Un comité européen aura lieu les 2 et 3 juin ainsi que les 17, 18 et 19 juin au sujet entre autre de
cette restructuration. Le cabinet Syndex a été désigné comme expert.
Thomson a décidé de décaler les augmentations de salaire d’une partie de son personnel (les cadres
du top management ne sont pas concernés !) du 1er avril au 1er juillet (ce qui lui permet
d’économiser 2,2 millions d’euros) une somme quasi égale à celle du parachute doré touché dans le
même temps par l’ancien directeur général du groupe Thomson lors de son départ (2,6 millions
d’euros). Le personnel a du mal à le digérer et la CFDT a obtenu que ce décalage salarial soit annulé
pour les mensuels.
La CFDT se prépare à attaquer les négociations sur la GPEC avec un esprit de défense des intérêts des
salariés pour leur permettre de se former tout au long de leurs carrières.

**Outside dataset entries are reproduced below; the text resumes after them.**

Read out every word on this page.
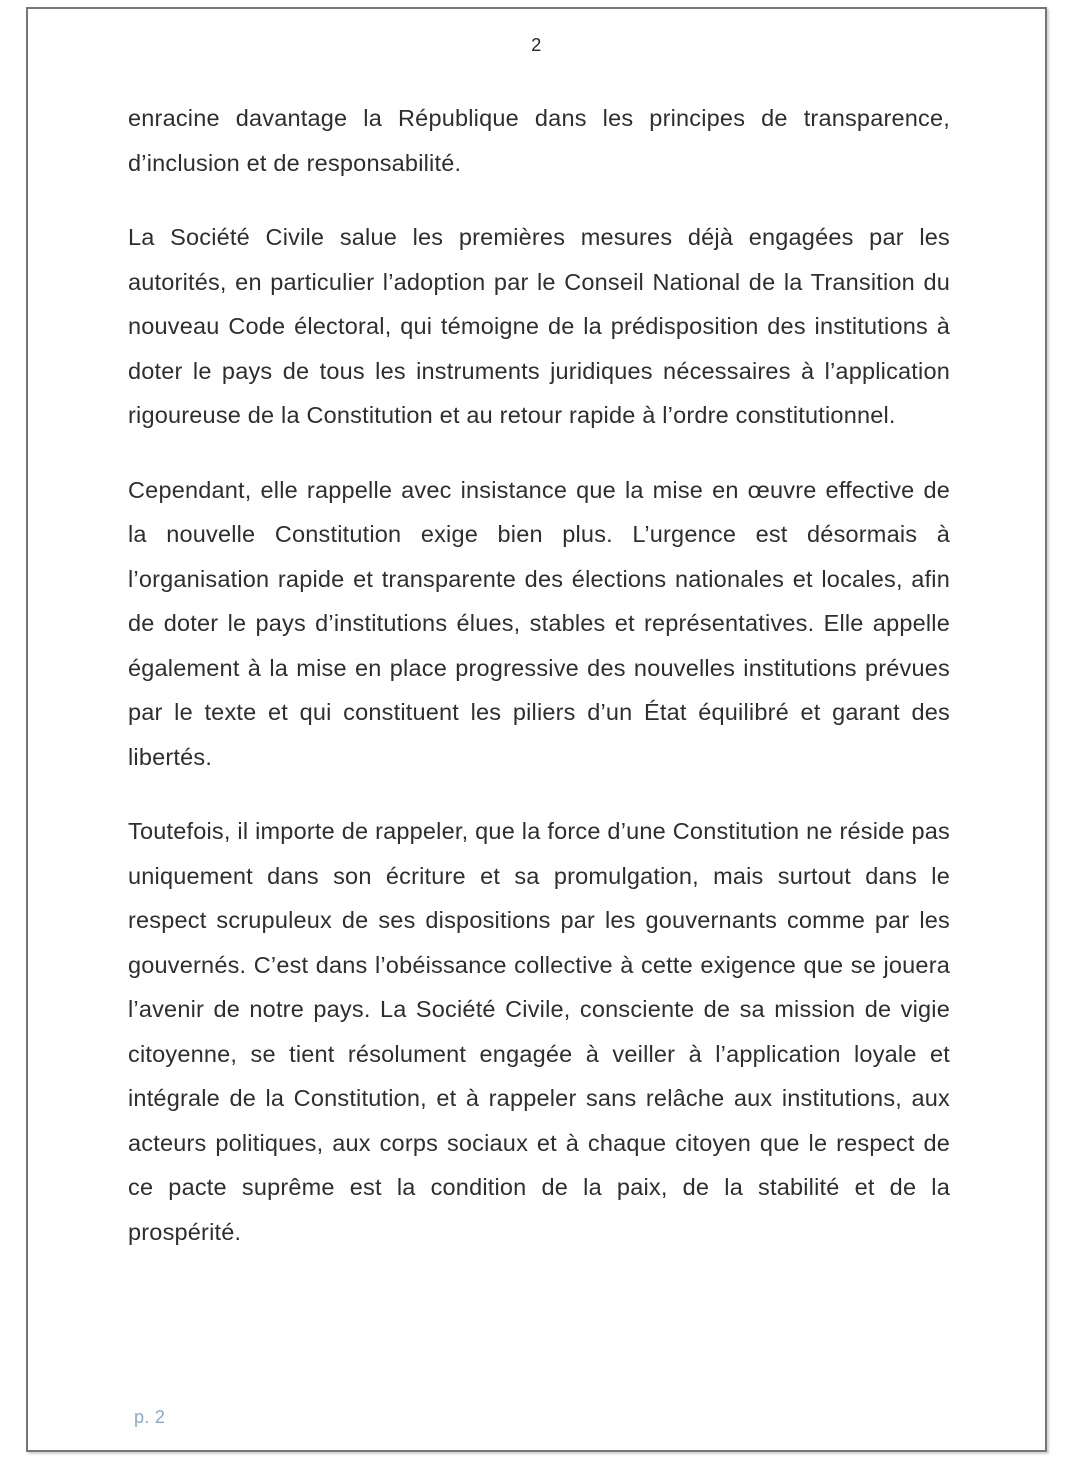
2

enracine davantage la République dans les principes de transparence, d’inclusion et de responsabilité.

La Société Civile salue les premières mesures déjà engagées par les autorités, en particulier l’adoption par le Conseil National de la Transition du nouveau Code électoral, qui témoigne de la prédisposition des institutions à doter le pays de tous les instruments juridiques nécessaires à l’application rigoureuse de la Constitution et au retour rapide à l’ordre constitutionnel.

Cependant, elle rappelle avec insistance que la mise en œuvre effective de la nouvelle Constitution exige bien plus. L’urgence est désormais à l’organisation rapide et transparente des élections nationales et locales, afin de doter le pays d’institutions élues, stables et représentatives. Elle appelle également à la mise en place progressive des nouvelles institutions prévues par le texte et qui constituent les piliers d’un État équilibré et garant des libertés.

Toutefois, il importe de rappeler, que la force d’une Constitution ne réside pas uniquement dans son écriture et sa promulgation, mais surtout dans le respect scrupuleux de ses dispositions par les gouvernants comme par les gouvernés. C’est dans l’obéissance collective à cette exigence que se jouera l’avenir de notre pays. La Société Civile, consciente de sa mission de vigie citoyenne, se tient résolument engagée à veiller à l’application loyale et intégrale de la Constitution, et à rappeler sans relâche aux institutions, aux acteurs politiques, aux corps sociaux et à chaque citoyen que le respect de ce pacte suprême est la condition de la paix, de la stabilité et de la prospérité.

p. 2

Par ailleurs, à Thomson Grass Valley France, la CFDT renégocie avec les autres syndicats l’accord 35
heures. La Direction veut supprimer la moitié des jours de RTT. La CFDT et les autres syndicats ont
déclenché une grève en réponse le 28 mai (jour de négociation de ces 35 heures) sur les trois sites
(Brest, Rennes et Conflans).
Enfin, à l’usine d’Angers, les salariés ont été dispensés de travail, par manque de charge, deux jours
en avril, cinq en mai et le seront à nouveau cinq jours en juin aux frais de Thomson, compte tenu du
fait que la direction du travail n’a pas donné son aval à ce chômage partiel.